But when temperatures dropped below negative 20 degrees on Jan. 29, the white towers automatically came to a standstill and ceased to produce electricity. Until the air warmed up beyond that threshold, the turbines remained dormant.
Wind turbines here and elsewhere have software that senses when the air temperature drops below minus 20 and forces them to shut down, said Mark Nisbet of Xcel Energy, which owns the wind farm. It’s an industry standard to protect turbines from damage during extremely cold weather.
Turbines across North Dakota shut down at times in the last week of January due to some of the coldest temperatures the area had seen since the mid-1990s. Wind power levels dropped significantly, more than experts anticipated.
Sen. Kevin Cramer, R-N.D., and others seized on the mid-winter lapse in wind power to criticize the Green New Deal, a policy proposal to reduce carbon emissions and address climate change. Cramer called the proposal “a fantasy.”
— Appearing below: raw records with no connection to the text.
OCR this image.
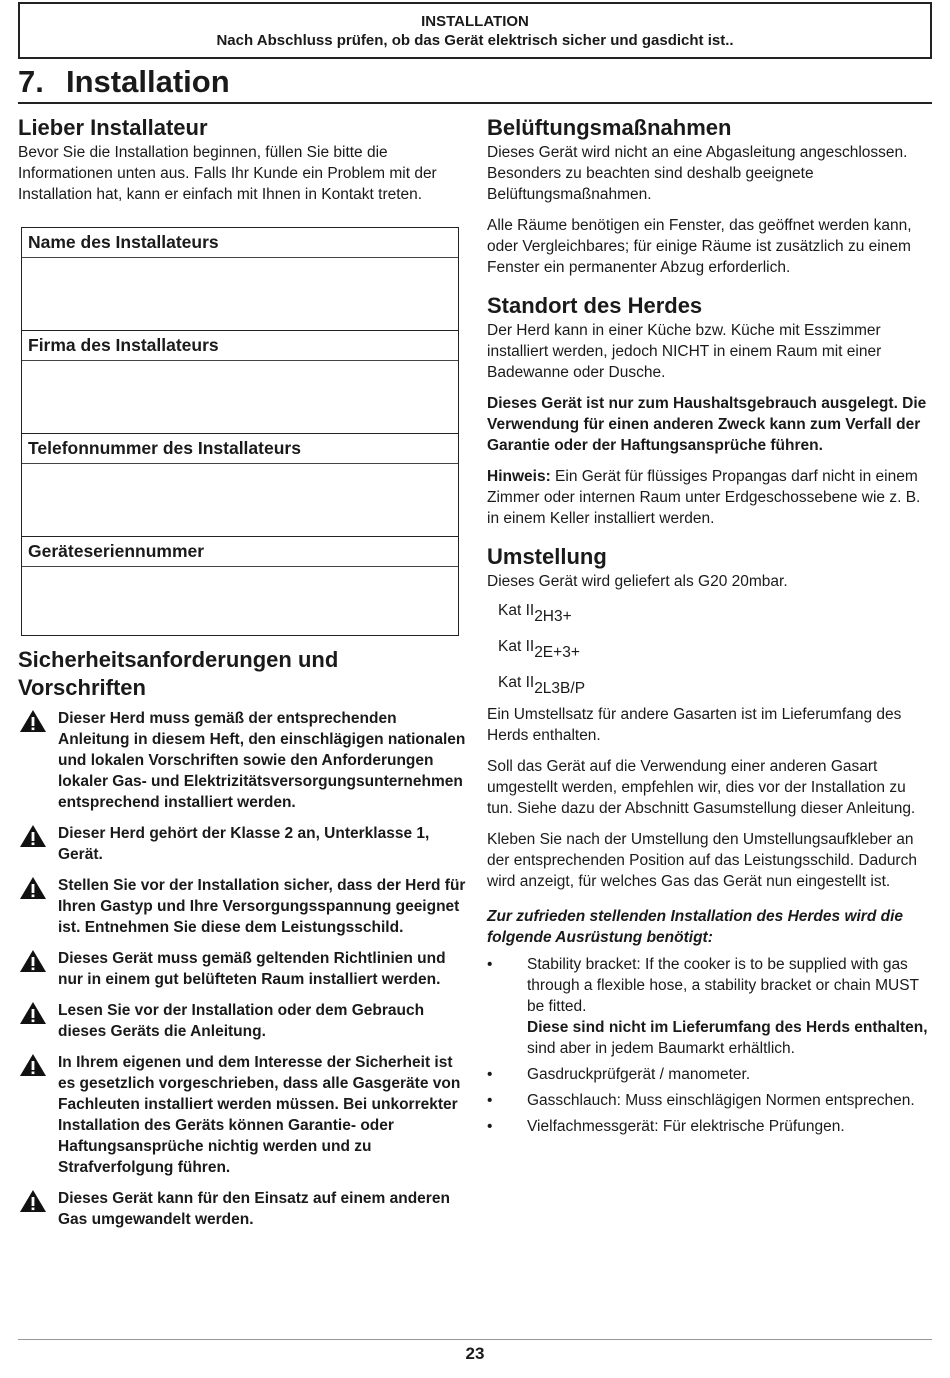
INSTALLATION
Nach Abschluss prüfen, ob das Gerät elektrisch sicher und gasdicht ist..
7. Installation
Lieber Installateur

Bevor Sie die Installation beginnen, füllen Sie bitte die Informationen unten aus. Falls Ihr Kunde ein Problem mit der Installation hat, kann er einfach mit Ihnen in Kontakt treten.

Name des Installateurs
Firma des Installateurs
Telefonnummer des Installateurs
Geräteseriennummer
Sicherheitsanforderungen und Vorschriften
Dieser Herd muss gemäß der entsprechenden Anleitung in diesem Heft, den einschlägigen nationalen und lokalen Vorschriften sowie den Anforderungen lokaler Gas- und Elektrizitätsversorgungsunternehmen entsprechend installiert werden.
Dieser Herd gehört der Klasse 2 an, Unterklasse 1, Gerät.
Stellen Sie vor der Installation sicher, dass der Herd für Ihren Gastyp und Ihre Versorgungsspannung geeignet ist. Entnehmen Sie diese dem Leistungsschild.
Dieses Gerät muss gemäß geltenden Richtlinien und nur in einem gut belüfteten Raum installiert werden.
Lesen Sie vor der Installation oder dem Gebrauch dieses Geräts die Anleitung.
In Ihrem eigenen und dem Interesse der Sicherheit ist es gesetzlich vorgeschrieben, dass alle Gasgeräte von Fachleuten installiert werden müssen. Bei unkorrekter Installation des Geräts können Garantie- oder Haftungsansprüche nichtig werden und zu Strafverfolgung führen.
Dieses Gerät kann für den Einsatz auf einem anderen Gas umgewandelt werden.
Belüftungsmaßnahmen

Dieses Gerät wird nicht an eine Abgasleitung angeschlossen. Besonders zu beachten sind deshalb geeignete Belüftungsmaßnahmen.

Alle Räume benötigen ein Fenster, das geöffnet werden kann, oder Vergleichbares; für einige Räume ist zusätzlich zu einem Fenster ein permanenter Abzug erforderlich.

Standort des Herdes

Der Herd kann in einer Küche bzw. Küche mit Esszimmer installiert werden, jedoch NICHT in einem Raum mit einer Badewanne oder Dusche.

Dieses Gerät ist nur zum Haushaltsgebrauch ausgelegt. Die Verwendung für einen anderen Zweck kann zum Verfall der Garantie oder der Haftungsansprüche führen.

Hinweis: Ein Gerät für flüssiges Propangas darf nicht in einem Zimmer oder internen Raum unter Erdgeschossebene wie z. B. in einem Keller installiert werden.

Umstellung

Dieses Gerät wird geliefert als G20 20mbar.

Kat $II_{2H3+}$
Kat $II_{2E+3+}$
Kat $II_{2L3B/P}$

Ein Umstellsatz für andere Gasarten ist im Lieferumfang des Herds enthalten.

Soll das Gerät auf die Verwendung einer anderen Gasart umgestellt werden, empfehlen wir, dies vor der Installation zu tun. Siehe dazu der Abschnitt Gasumstellung dieser Anleitung.

Kleben Sie nach der Umstellung den Umstellungsaufkleber an der entsprechenden Position auf das Leistungsschild. Dadurch wird anzeigt, für welches Gas das Gerät nun eingestellt ist.

Zur zufrieden stellenden Installation des Herdes wird die folgende Ausrüstung benötigt:
• Stability bracket: If the cooker is to be supplied with gas through a flexible hose, a stability bracket or chain MUST be fitted.
Diese sind nicht im Lieferumfang des Herds enthalten, sind aber in jedem Baumarkt erhältlich.
• Gasdruckprüfgerät / manometer.
• Gasschlauch: Muss einschlägigen Normen entsprechen.
• Vielfachmessgerät: Für elektrische Prüfungen.
23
“What it did in my mind is it exposed a real vulnerability that we’ve often talked about over the years … of intermittent electric generation,” he said of the turbines shutting down.
Despite the recent outage, wind energy experts say turbines rarely shut down in North Dakota, so rarely that it doesn’t affect the overall bottom line. It wouldn’t be economically feasible to develop turbines to handle lower temperatures, said Brian Draxten, manager of resource planning for Otter Tail Power Co., a utility based in Fergus Falls, Minn., that draws wind energy in North Dakota.
“The additional costs you have to incur for the very few times probably wouldn’t make it worth it,” he said.
Draxten said turbines have trouble operating below minus 20, much like a vehicle when fluids don’t stay warm enough to move through an engine properly. The systems use some energy to keep oil and components heated so they can start up again, he said.
ND has over 1,500 turbines
Wind provides about 6 percent of the power in the U.S., but it makes up about 25 percent of North Dakota’s electrical grid mix, according to the U.S. Energy Information Administration. The state has more than 1,500 wind turbines that can produce more than 3,000 megawatts, or enough to power almost 500,000 homes.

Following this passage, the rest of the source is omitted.